Feature: Feynman path integral simulation capabilities

[WrathfulSpatula]

If I understand the state of research and theory, any "Schrödinger method" QC simulator definitely uses the Hamiltonian mechanics approach. Further, I think "tensor networks," which we might have some simple use of in QUnit, are akin to "field operators" and use the Lagrangian mechanics. However, Qrack seems to be missing any Hamilton-Jacobi mechanics, or the Feynman path integral approach. (I've written entirely Feynman path integral based general quantum system simulation software long in the past, by the way, AKA the "Metrix" project, which was private and is long "dead," superseded in all practical manner by Qrack.)

Again, if I understand, Qrack's avoidance of Feynman path integrals is largely an intentional design choice: Qrack's quantum state can be queried at any point in its time evolution after the application of any gate, whereas Feynman path integrals calculate an action for each potential time-evolution trajectory, such that this approach might not be queried as immediately stateful "in-flight." However, I see no problem with wrapping time evolution point-to-point trajectory over a circuit in a special interface that does not have an immediately queryable state, even as a temporary layer to wrap the standard QInterface type for limited sequences of gates, then releasing the QInterface, hopefully.

I'll definitely be experimenting with this after a literature search and review, now.

[WrathfulSpatula]

I've just started the literature search, but it looks like our "sparse state vector" can potentially be interpreted as a Feynman path integral approach of sorts. (A very simple, but good, explanation can be found here.) In fact, use of our sparse state vector feature already theoretically benefits from acting gates iterated only over nonzero amplitudes, when they are small enough in number relative to "saturation" of all amplitudes being nonzero.

An obvious caveat to the use of a sparse state vector is that it is fully "saturated" even by just parallel H gates across every available qubit.
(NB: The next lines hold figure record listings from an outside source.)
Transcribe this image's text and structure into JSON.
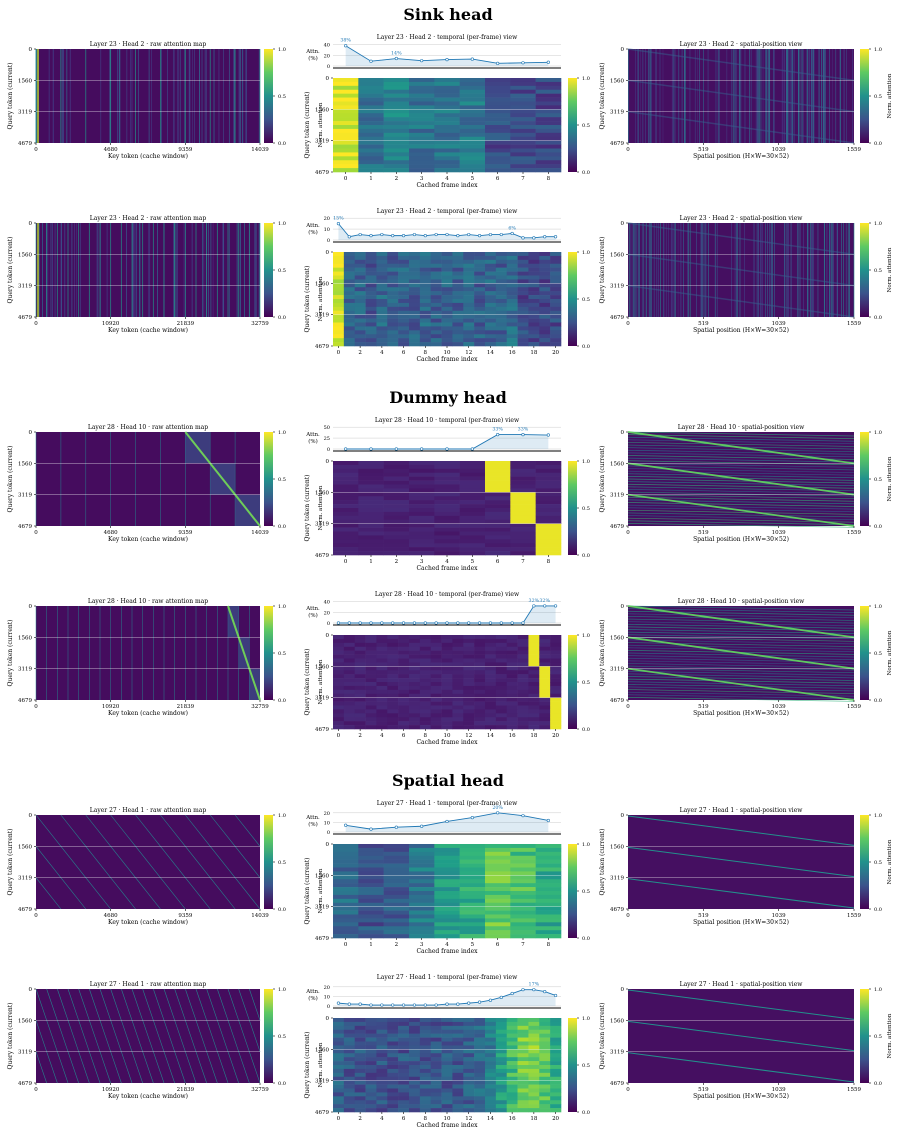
{
  "sections": [
    {
      "title": "Sink head",
      "kind": "sink",
      "rows": [
        {
          "layer": 23,
          "head": 2,
          "frames": 9,
          "raw_ticks": [
            "0",
            "4680",
            "9359",
            "14039"
          ],
          "raw_title": "Layer 23  ·  Head 2  ·  raw attention map",
          "temp_title": "Layer 23  ·  Head 2  ·  temporal (per-frame) view",
          "spat_title": "Layer 23  ·  Head 2  ·  spatial-position view",
          "line_yticks": [
            "0",
            "20",
            "40"
          ],
          "line_ymax": 45,
          "line_values": [
            38,
            9,
            14,
            10,
            12,
            13,
            5,
            6,
            7
          ],
          "line_labels": [
            {
              "i": 0,
              "text": "38%"
            },
            {
              "i": 2,
              "text": "14%"
            }
          ],
          "temporal_matrix": [
            0.95,
            0.35,
            0.45,
            0.38,
            0.38,
            0.4,
            0.22,
            0.22,
            0.22
          ],
          "frame_ticks": [
            0,
            1,
            2,
            3,
            4,
            5,
            6,
            7,
            8
          ]
        },
        {
          "layer": 23,
          "head": 2,
          "frames": 21,
          "raw_ticks": [
            "0",
            "10920",
            "21839",
            "32759"
          ],
          "raw_title": "Layer 23  ·  Head 2  ·  raw attention map",
          "temp_title": "Layer 23  ·  Head 2  ·  temporal (per-frame) view",
          "spat_title": "Layer 23  ·  Head 2  ·  spatial-position view",
          "line_yticks": [
            "0",
            "10",
            "20"
          ],
          "line_ymax": 22,
          "line_values": [
            15,
            3,
            5,
            4,
            5,
            4,
            4,
            5,
            4,
            5,
            5,
            4,
            5,
            4,
            5,
            5,
            6,
            2,
            2,
            3,
            3
          ],
          "line_labels": [
            {
              "i": 0,
              "text": "15%"
            },
            {
              "i": 16,
              "text": "6%"
            }
          ],
          "temporal_matrix": [
            0.95,
            0.3,
            0.32,
            0.28,
            0.34,
            0.3,
            0.32,
            0.3,
            0.33,
            0.3,
            0.32,
            0.3,
            0.33,
            0.3,
            0.32,
            0.3,
            0.36,
            0.22,
            0.22,
            0.22,
            0.22
          ],
          "frame_ticks": [
            0,
            2,
            4,
            6,
            8,
            10,
            12,
            14,
            16,
            18,
            20
          ]
        }
      ]
    },
    {
      "title": "Dummy head",
      "kind": "dummy",
      "rows": [
        {
          "layer": 28,
          "head": 10,
          "frames": 9,
          "raw_ticks": [
            "0",
            "4680",
            "9359",
            "14039"
          ],
          "raw_title": "Layer 28  ·  Head 10  ·  raw attention map",
          "temp_title": "Layer 28  ·  Head 10  ·  temporal (per-frame) view",
          "spat_title": "Layer 28  ·  Head 10  ·  spatial-position view",
          "line_yticks": [
            "0",
            "25",
            "50"
          ],
          "line_ymax": 55,
          "line_values": [
            0,
            0,
            0,
            0,
            0,
            0,
            33,
            33,
            32
          ],
          "line_labels": [
            {
              "i": 6,
              "text": "33%"
            },
            {
              "i": 7,
              "text": "33%"
            }
          ],
          "temporal_matrix": [],
          "frame_ticks": [
            0,
            1,
            2,
            3,
            4,
            5,
            6,
            7,
            8
          ]
        },
        {
          "layer": 28,
          "head": 10,
          "frames": 21,
          "raw_ticks": [
            "0",
            "10920",
            "21839",
            "32759"
          ],
          "raw_title": "Layer 28  ·  Head 10  ·  raw attention map",
          "temp_title": "Layer 28  ·  Head 10  ·  temporal (per-frame) view",
          "spat_title": "Layer 28  ·  Head 10  ·  spatial-position view",
          "line_yticks": [
            "0",
            "20",
            "40"
          ],
          "line_ymax": 45,
          "line_values": [
            0,
            0,
            0,
            0,
            0,
            0,
            0,
            0,
            0,
            0,
            0,
            0,
            0,
            0,
            0,
            0,
            0,
            0,
            32,
            32,
            32
          ],
          "line_labels": [
            {
              "i": 18,
              "text": "32%"
            },
            {
              "i": 19,
              "text": "32%"
            }
          ],
          "temporal_matrix": [],
          "frame_ticks": [
            0,
            2,
            4,
            6,
            8,
            10,
            12,
            14,
            16,
            18,
            20
          ]
        }
      ]
    },
    {
      "title": "Spatial head",
      "kind": "spatial",
      "rows": [
        {
          "layer": 27,
          "head": 1,
          "frames": 9,
          "raw_ticks": [
            "0",
            "4680",
            "9359",
            "14039"
          ],
          "raw_title": "Layer 27  ·  Head 1  ·  raw attention map",
          "temp_title": "Layer 27  ·  Head 1  ·  temporal (per-frame) view",
          "spat_title": "Layer 27  ·  Head 1  ·  spatial-position view",
          "line_yticks": [
            "0",
            "10",
            "20"
          ],
          "line_ymax": 25,
          "line_values": [
            7,
            3,
            5,
            6,
            11,
            15,
            20,
            17,
            12
          ],
          "line_labels": [
            {
              "i": 6,
              "text": "20%"
            }
          ],
          "temporal_matrix": [
            0.35,
            0.25,
            0.3,
            0.4,
            0.55,
            0.6,
            0.75,
            0.7,
            0.6
          ],
          "frame_ticks": [
            0,
            1,
            2,
            3,
            4,
            5,
            6,
            7,
            8
          ]
        },
        {
          "layer": 27,
          "head": 1,
          "frames": 21,
          "raw_ticks": [
            "0",
            "10920",
            "21839",
            "32759"
          ],
          "raw_title": "Layer 27  ·  Head 1  ·  raw attention map",
          "temp_title": "Layer 27  ·  Head 1  ·  temporal (per-frame) view",
          "spat_title": "Layer 27  ·  Head 1  ·  spatial-position view",
          "line_yticks": [
            "0",
            "10",
            "20"
          ],
          "line_ymax": 25,
          "line_values": [
            3,
            2,
            2,
            1,
            1,
            1,
            1,
            1,
            1,
            1,
            2,
            2,
            3,
            4,
            6,
            9,
            13,
            17,
            17,
            15,
            11
          ],
          "line_labels": [
            {
              "i": 18,
              "text": "17%"
            }
          ],
          "temporal_matrix": [
            0.3,
            0.27,
            0.26,
            0.25,
            0.25,
            0.25,
            0.26,
            0.25,
            0.26,
            0.27,
            0.27,
            0.28,
            0.3,
            0.35,
            0.42,
            0.55,
            0.68,
            0.78,
            0.8,
            0.72,
            0.62
          ],
          "frame_ticks": [
            0,
            2,
            4,
            6,
            8,
            10,
            12,
            14,
            16,
            18,
            20
          ]
        }
      ]
    }
  ],
  "labels": {
    "query_axis": "Query token (current)",
    "raw_xlabel": "Key token (cache window)",
    "temporal_xlabel": "Cached frame index",
    "spatial_xlabel": "Spatial position  (H×W=30×52)",
    "norm_attention": "Norm. attention",
    "line_ylabel_1": "Attn.",
    "line_ylabel_2": "(%)",
    "query_ticks": [
      "0",
      "1560",
      "3119",
      "4679"
    ],
    "spatial_ticks": [
      "0",
      "519",
      "1039",
      "1559"
    ],
    "colorbar_ticks": [
      "1.0",
      "0.5",
      "0.0"
    ]
  },
  "colors": {
    "low": "#440154",
    "mid": "#21918c",
    "high": "#fde725",
    "line": "#1f77b4"
  },
  "chart_data": {
    "type": "heatmap",
    "title": "",
    "colormap": "viridis",
    "colorbar_range": [
      0,
      1
    ],
    "panels": [
      {
        "section": "Sink head",
        "layer": 23,
        "head": 2,
        "frames": 9,
        "temporal_attention_pct": [
          38,
          9,
          14,
          10,
          12,
          13,
          5,
          6,
          7
        ]
      },
      {
        "section": "Sink head",
        "layer": 23,
        "head": 2,
        "frames": 21,
        "temporal_attention_pct": [
          15,
          3,
          5,
          4,
          5,
          4,
          4,
          5,
          4,
          5,
          5,
          4,
          5,
          4,
          5,
          5,
          6,
          2,
          2,
          3,
          3
        ]
      },
      {
        "section": "Dummy head",
        "layer": 28,
        "head": 10,
        "frames": 9,
        "temporal_attention_pct": [
          0,
          0,
          0,
          0,
          0,
          0,
          33,
          33,
          32
        ]
      },
      {
        "section": "Dummy head",
        "layer": 28,
        "head": 10,
        "frames": 21,
        "temporal_attention_pct": [
          0,
          0,
          0,
          0,
          0,
          0,
          0,
          0,
          0,
          0,
          0,
          0,
          0,
          0,
          0,
          0,
          0,
          0,
          32,
          32,
          32
        ]
      },
      {
        "section": "Spatial head",
        "layer": 27,
        "head": 1,
        "frames": 9,
        "temporal_attention_pct": [
          7,
          3,
          5,
          6,
          11,
          15,
          20,
          17,
          12
        ]
      },
      {
        "section": "Spatial head",
        "layer": 27,
        "head": 1,
        "frames": 21,
        "temporal_attention_pct": [
          3,
          2,
          2,
          1,
          1,
          1,
          1,
          1,
          1,
          1,
          2,
          2,
          3,
          4,
          6,
          9,
          13,
          17,
          17,
          15,
          11
        ]
      }
    ]
  }
}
However, with QUnit on top of the sparse state vector, the representational separability of a reset qubit register under this operation is fully maintained, and automatic basis switching from |0>/|1> to |+>/|-> does not even "branch" the nonzero amplitudes at this first step!

The obvious limitation of our sparse state vector under the QUnit layer, I know, is that it is not OpenCL-accelerated. However, given that it already synergizes very well with QUnit, perhaps I should make another pass at optimizing it, if not ultimately even porting it to GPGPU.

[twobombs]

Porting the sparse state vector functionality to GPGPU might just help to make the afore mentioned supremacy benchmark almost trivial to run on a run-of-the-mill GPU. It is those optimisations that make QC tech and methods more avaliable, cost effective and for general use. IMHO it is almost boring to 'prove' supremancy because 'it needs a boatload of memory' ( and not compute; what the name in quantum compute otherwise would indicate ) nice article on arxiv indeed. Reasonably good to follow for a noob like me :) I once saw Susskind do a talk about something similar. I'll look it up.

[twobombs]

However, I see no problem with wrapping time evolution point-to-point trajectory over a circuit in a special interface that does not have an immediately queryable state, even as a temporary layer to wrap the standard QInterface type for limited sequences of gates, then releasing the QInterface, hopefully.

I'm very interested at what timescale you think. is this on planck-scale ( simulation style ), real time ( effectively skipping states ), or the abstract T + 1 ?